Mangrove jenis Rhizophora sp. yang biasanya tumbuh di zona terluar,
mengembangkan akar tunjang (still root) untuk bertahan dari hempasan gelombang
(Anonimus, 2008).Jenis mangrove api-api (Avicennia sp.) dan pidada (Sonneratia sp.)

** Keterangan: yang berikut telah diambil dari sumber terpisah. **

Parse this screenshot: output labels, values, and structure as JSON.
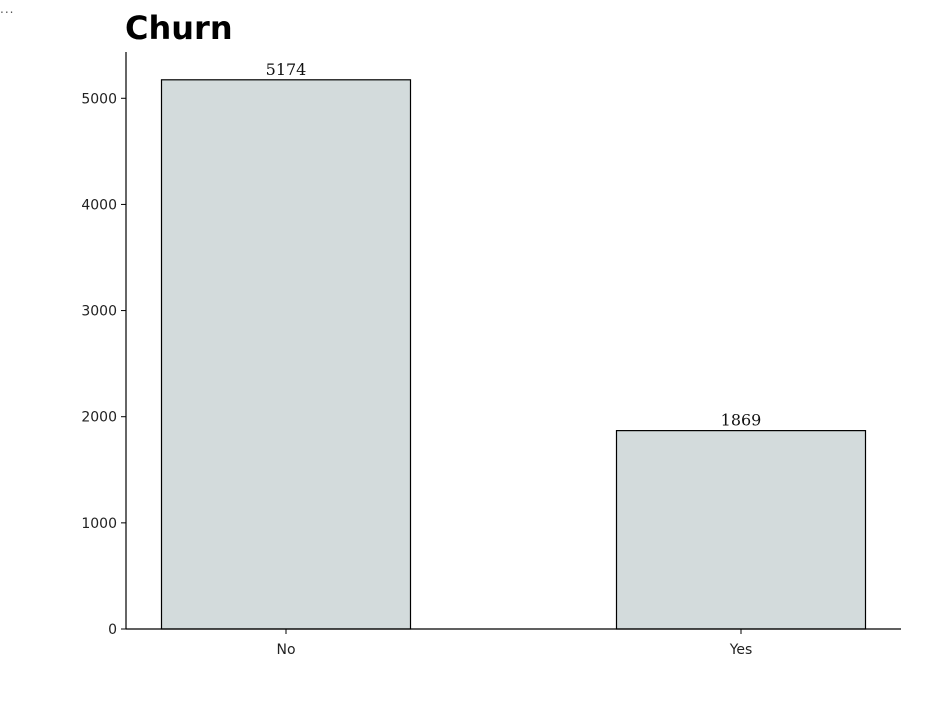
{
  "page": {
    "ellipsis": "..."
  },
  "chart_data": {
    "type": "bar",
    "title": "Churn",
    "xlabel": "",
    "ylabel": "",
    "categories": [
      "No",
      "Yes"
    ],
    "values": [
      5174,
      1869
    ],
    "data_labels": [
      "5174",
      "1869"
    ],
    "ylim": [
      0,
      5436
    ],
    "yticks": [
      0,
      1000,
      2000,
      3000,
      4000,
      5000
    ],
    "ytick_labels": [
      "0",
      "1000",
      "2000",
      "3000",
      "4000",
      "5000"
    ],
    "grid": false,
    "legend": "none",
    "colors": {
      "bar_fill": "#d3dbdc",
      "bar_edge": "#000000",
      "axis": "#000000"
    }
  }
}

menumbuhkan akar napas (pneumatophore) yang muncul dari lumpur untuk mengambil
oksigen dari udara.Pohon kendeka (Bruguiera sp.) mempunyai akar lutut (knee root),
sementara pohon-pohon nyirih (Xylocarpus sp.) berakar papan yang memanjang untuk
menunjang tegaknya pohon di atas lumpur dan mendapatkan udara untuk
pernapasannya.
Dari penjelasan di atas dapat disimpulkan bahwa hutan magrove dapat menjaga
keseimbangan hidupnya dengan kerapatan struktur tanamannya yang dibagi menjadi
empat zonasi. Zonasi tersebut berurutan dimulai dari yang terdekat dengan laut hingga
ke perbatasan daratan. Pada zonasi terdepan di wilayah berpasir dan berlumpur, jenis
mangrove yang dapat hidup yaitu jenis mangrove yang akarnya mampu bernafas dalam
lumpur serta mampu menyerap mineral yang ada pada lumpur dalam. Zona terdepan ini
pula yang kemudian menjaga zona di belakangnya dari limpasan air laut. Oleh karena
itu, apabila zona terdepan ini rusak maka zona-zona di belakangnya akan terbawa rusak
karena jenis tumbuhan di belakangnya tidak mampu bernafas dala lumpur. Bila zonazona lainnya rusak maka hutan mangrove tersebut akan rusak dan tidak dapat berfungsi
seperti sebelumnya.
SELF PURIFICATION SITU
Perairan situ dibagi berdasarkan kedalamannya wilayahnya menjadi dua bagian
yaitu photic zone dan aphotic zone. Photic zone merupakan zona dimana sinar matahari
dapat masuk. Jumlah intensitas cahaya tersebut yang menembus permukaan perairan
mempengaruhi kelimpahan organisme terutama yang dapat melakukan

proses

fotosintesis yaitu fitoplankton. Fitoplankton yang merupakan produsen primer akan


memproduksi makanan dengan bantuan cahaya matahari melalui proses fotosintesis.
Pada aphotic zone tidak terdapat sinar matahari karena kedalamannya yang tidak
dapat ditembus oleh sinar matahari. Hal ini menyebabkan mikroorganisme yang
melimpah adalah organisme yang tidak dapat melakukan fotosintesis, seperti
zooplankton.
Berdasarkan literature Odum (1971), interaksi antara komponen biotik akan
membentuk suatu rantai makanan. Rantai makanan yang terbentuk ini disebut rantai
makanan grasing atau graszing food chain. Rantai makanan grasing atau graszing food
chain ialah rantai makanan yang dimulai dari tumbuhan hijau atau organisme yang
dapat menghasilkan makan sendiri sampai pada organisme trofik pada level tertinggi,

yaitu manusia. Dari organisme produsen itu kemudian dimakan oleh organisme
herbivora seperti zooplankton yang memakan fitoplankton, sampai organisme karnivora
(pemakan hewan) seperti ikan-ikan kecil memakan zooplankton yang ada di dalam
suatu perairan. Kemudian ikan-ikan kecil ini akan dimakan oleh ikan-ikan yang
berukuran lebih besar sampai pada predator utama, yaitu manusia, sehingga dari proses
makan memakan tersebut akan terbentuk rantai makanan.